Princess Charlotte of Prussia (Viktoria Elisabeth Auguste Charlotte), Duchess of Saxe-Meiningen (1860-1919)
Princess Charlotte had Porphyria
Princess Charlotte’s remains were excavated in 1997 and scientifically tested for the porphyria gene by scraping some of her bone marrow from her femur to test. The disease was detected in her bones and it has been confirmed, Princess Charlotte did indeed suffer from the porphyria disease. Therefore, as Professor Rohl’s put it in his own words following the testing, “She had the disease, beyond a shadow of a doubt, and the chances of her having it independently from George III are almost impossible.”

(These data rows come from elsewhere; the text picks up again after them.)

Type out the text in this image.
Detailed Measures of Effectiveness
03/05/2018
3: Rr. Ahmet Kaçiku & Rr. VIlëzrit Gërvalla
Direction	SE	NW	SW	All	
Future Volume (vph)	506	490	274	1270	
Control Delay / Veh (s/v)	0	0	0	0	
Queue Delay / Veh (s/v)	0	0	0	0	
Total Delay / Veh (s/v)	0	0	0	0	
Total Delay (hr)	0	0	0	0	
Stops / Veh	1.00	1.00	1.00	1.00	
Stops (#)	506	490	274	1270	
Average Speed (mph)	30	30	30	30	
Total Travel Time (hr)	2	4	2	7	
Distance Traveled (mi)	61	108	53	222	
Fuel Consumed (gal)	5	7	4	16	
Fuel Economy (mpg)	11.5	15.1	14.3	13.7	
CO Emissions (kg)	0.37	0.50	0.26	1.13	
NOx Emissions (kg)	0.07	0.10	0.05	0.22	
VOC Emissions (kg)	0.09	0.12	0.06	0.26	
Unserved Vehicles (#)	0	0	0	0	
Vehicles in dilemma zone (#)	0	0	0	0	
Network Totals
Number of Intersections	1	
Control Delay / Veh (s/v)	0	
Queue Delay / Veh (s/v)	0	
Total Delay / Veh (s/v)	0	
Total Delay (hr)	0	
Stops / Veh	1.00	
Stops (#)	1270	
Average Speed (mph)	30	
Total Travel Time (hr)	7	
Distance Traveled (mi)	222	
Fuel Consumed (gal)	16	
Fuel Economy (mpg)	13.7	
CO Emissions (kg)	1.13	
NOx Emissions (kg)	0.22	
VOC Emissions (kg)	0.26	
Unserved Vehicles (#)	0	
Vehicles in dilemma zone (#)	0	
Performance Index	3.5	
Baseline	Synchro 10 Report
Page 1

Professor John Charles Gerald Röhl
With all these facts, fictitious theories and possible scenarios which exist within our history as we know it; what questions can we truly answer with them? We know for certain that Queen Victoria did pass on the haemophilia recessive gene to her descendants. We also know for certain, porphyria was another genetic royal family disease. We know Prince Albert was possibly a bastard child; due to the hereditary syphilis disease on his side of the family which he did not inherit, but can we be certain that Baron Von Mayern was his biological father, or could it have been another man the Princess Louise of Saxe-Gotha-Altenburg had an affair with? Or, is it still possible that Prince Albert was legitimate and his mother was just lucky to have not picked up the syphilis disease from her husband Ernest? The most important question of all, can we rule out that Queen Victoria wasn’t illegitimate and that the gene was, in fact, an accidental mutation, instead of an inherited gene from an unknown haemophiliac father?
Queen Victoria and Prince Albert
Victoria's secrets remain with her long past her death.
The truth is, how can these questions be answered when the royal family is so inbred among themselves due to their desperation to keep their aristocratic blood pure and away from the so called commoner, that half of them could be illegitimate at every corner and no one would ever discover it. Even if bones of the deceased are excavated and tested, majority of them are interrelated, so the secrets they hold, may never truly be told.